I was born and raised in Northern Ireland and left there at 18 to read Modern History at the University of St Andrews, Scotland, where I first discovered a love of Reformation History. Thanks to the expertise and encouragement of the early-modernists at St Andrews, in particular Andrew Pettegree and Bruce Gordon, I stayed to pursue postgraduate study at St Andrews and was funded by the award of two scholarships: a one-year studentship from the Humanities Research Board of the British Academy to support the M.Litt. degree, and a Caledonian Research Foundation Scholarship to fund the PhD. Between 1999 and 2003 I also taught on a broad range of Modern History courses at the Universities of St Andrews and Edinburgh. I was appointed to my current post at the University of Birmingham in 2003.

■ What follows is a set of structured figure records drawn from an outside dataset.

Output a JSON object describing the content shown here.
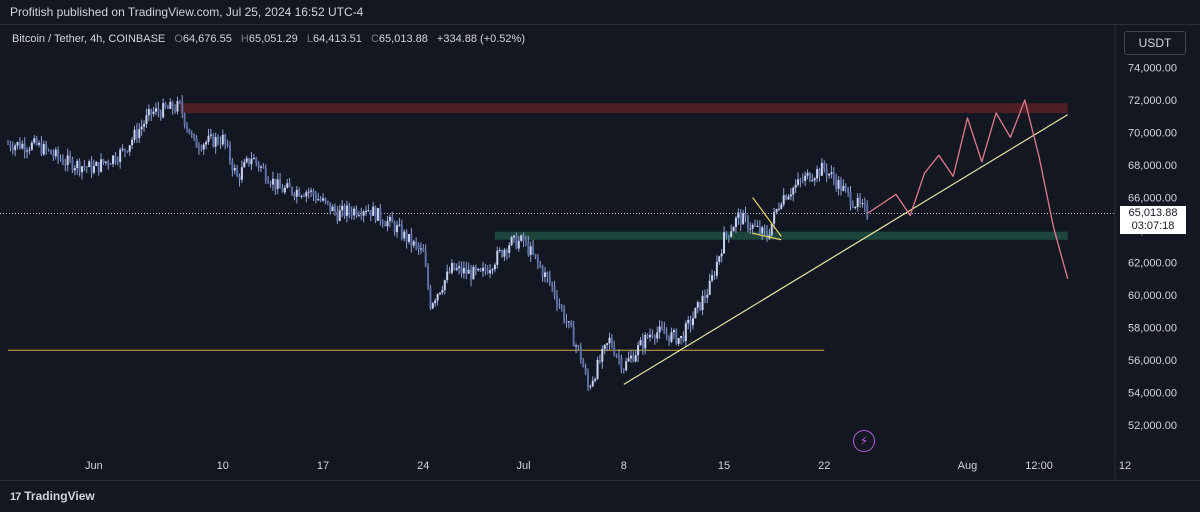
{
  "header": {
    "publish_text": "Profitish published on TradingView.com, Jul 25, 2024 16:52 UTC-4"
  },
  "legend": {
    "symbol": "Bitcoin / Tether, 4h, COINBASE",
    "open_label": "O",
    "open": "64,676.55",
    "high_label": "H",
    "high": "65,051.29",
    "low_label": "L",
    "low": "64,413.51",
    "close_label": "C",
    "close": "65,013.88",
    "change": "+334.88 (+0.52%)"
  },
  "currency_button": "USDT",
  "price_tag": {
    "price": "65,013.88",
    "countdown": "03:07:18"
  },
  "footer": {
    "brand": "TradingView"
  },
  "colors": {
    "background": "#131722",
    "candle": "#8ea1d8",
    "resistance_zone": "#5a2127",
    "support_zone": "#1f4a3e",
    "trendline": "#e8e2a0",
    "horizontal_line": "#d4a94a",
    "projection": "#e07b8a"
  },
  "icons": {
    "alert": "lightning-icon",
    "brand": "tradingview-logo-icon"
  },
  "chart_data": {
    "type": "candlestick",
    "title": "Bitcoin / Tether, 4h, COINBASE",
    "y_ticks": [
      52000,
      54000,
      56000,
      58000,
      60000,
      62000,
      64000,
      66000,
      68000,
      70000,
      72000,
      74000
    ],
    "y_tick_labels": [
      "52,000.00",
      "54,000.00",
      "56,000.00",
      "58,000.00",
      "60,000.00",
      "62,000.00",
      "64,000.00",
      "66,000.00",
      "68,000.00",
      "70,000.00",
      "72,000.00",
      "74,000.00"
    ],
    "ylim": [
      51000,
      75000
    ],
    "x_ticks": [
      "Jun",
      "10",
      "17",
      "24",
      "Jul",
      "8",
      "15",
      "22",
      "Aug",
      "12:00",
      "12"
    ],
    "x_range": [
      "2024-05-26",
      "2024-08-12"
    ],
    "price_path": [
      [
        "2024-05-26",
        69300
      ],
      [
        "2024-05-28",
        69200
      ],
      [
        "2024-05-30",
        68200
      ],
      [
        "2024-06-01",
        67800
      ],
      [
        "2024-06-03",
        68800
      ],
      [
        "2024-06-05",
        71200
      ],
      [
        "2024-06-07",
        71600
      ],
      [
        "2024-06-08",
        69300
      ],
      [
        "2024-06-10",
        69600
      ],
      [
        "2024-06-11",
        67200
      ],
      [
        "2024-06-12",
        68500
      ],
      [
        "2024-06-14",
        66500
      ],
      [
        "2024-06-16",
        66400
      ],
      [
        "2024-06-18",
        65000
      ],
      [
        "2024-06-20",
        65400
      ],
      [
        "2024-06-22",
        64200
      ],
      [
        "2024-06-24",
        62500
      ],
      [
        "2024-06-24T12:00",
        59500
      ],
      [
        "2024-06-26",
        61600
      ],
      [
        "2024-06-28",
        61200
      ],
      [
        "2024-06-30",
        63200
      ],
      [
        "2024-07-01",
        63300
      ],
      [
        "2024-07-03",
        60500
      ],
      [
        "2024-07-05",
        56200
      ],
      [
        "2024-07-05T12:00",
        54300
      ],
      [
        "2024-07-07",
        57200
      ],
      [
        "2024-07-08",
        55600
      ],
      [
        "2024-07-10",
        57800
      ],
      [
        "2024-07-12",
        57300
      ],
      [
        "2024-07-14",
        60500
      ],
      [
        "2024-07-15",
        63500
      ],
      [
        "2024-07-16",
        64800
      ],
      [
        "2024-07-18",
        63600
      ],
      [
        "2024-07-19",
        66000
      ],
      [
        "2024-07-21",
        67400
      ],
      [
        "2024-07-22",
        67800
      ],
      [
        "2024-07-24",
        65800
      ],
      [
        "2024-07-25",
        65014
      ]
    ],
    "current_price": 65013.88,
    "resistance_zone": {
      "from": "2024-06-07",
      "to": "2024-08-08",
      "low": 71200,
      "high": 71800
    },
    "support_zone": {
      "from": "2024-06-29",
      "to": "2024-08-08",
      "low": 63400,
      "high": 63900
    },
    "horizontal_line": {
      "from": "2024-05-26",
      "to": "2024-07-22",
      "price": 56600
    },
    "trendline": {
      "from": [
        "2024-07-08",
        54500
      ],
      "to": [
        "2024-08-08",
        71100
      ]
    },
    "wedge": {
      "top": [
        [
          "2024-07-17",
          66000
        ],
        [
          "2024-07-19",
          63600
        ]
      ],
      "bottom": [
        [
          "2024-07-17",
          63800
        ],
        [
          "2024-07-19",
          63400
        ]
      ]
    },
    "projection": [
      [
        "2024-07-25",
        65014
      ],
      [
        "2024-07-26",
        65600
      ],
      [
        "2024-07-27",
        66200
      ],
      [
        "2024-07-28",
        64900
      ],
      [
        "2024-07-29",
        67500
      ],
      [
        "2024-07-30",
        68600
      ],
      [
        "2024-07-31",
        67300
      ],
      [
        "2024-08-01",
        70900
      ],
      [
        "2024-08-02",
        68200
      ],
      [
        "2024-08-03",
        71200
      ],
      [
        "2024-08-04",
        69700
      ],
      [
        "2024-08-05",
        72000
      ],
      [
        "2024-08-06",
        68500
      ],
      [
        "2024-08-07",
        64200
      ],
      [
        "2024-08-08",
        61000
      ]
    ]
  }
}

I am currently Director of Education for the College of Arts and Law. I was an elected member of University Senate 2012-16 and Head of History 2015-18. I became the College’s first teaching-focussed Professor in 2018.

Research interests

My first monograph, entitled Catholic Belief and Survival in Late-Sixteenth Century Vienna, was published by Ashgate in May 2007. Focused on the career of one of the most prominent Catholic figures of late sixteenth-century Vienna, Georg Eder (1523-1587), this work highlighted the role of the Catholic laity in instigating, enacting and supporting Catholic reform in the early-modern period.

I have also published work pertaining to Disaster History, East Central European History, and Reformation History more broadly (please see Publications section). I am currently planning an undergraduate-level textbook on the Habsburgs and sixteenth century Europe, as well as engaging in pieces of pedagogical research.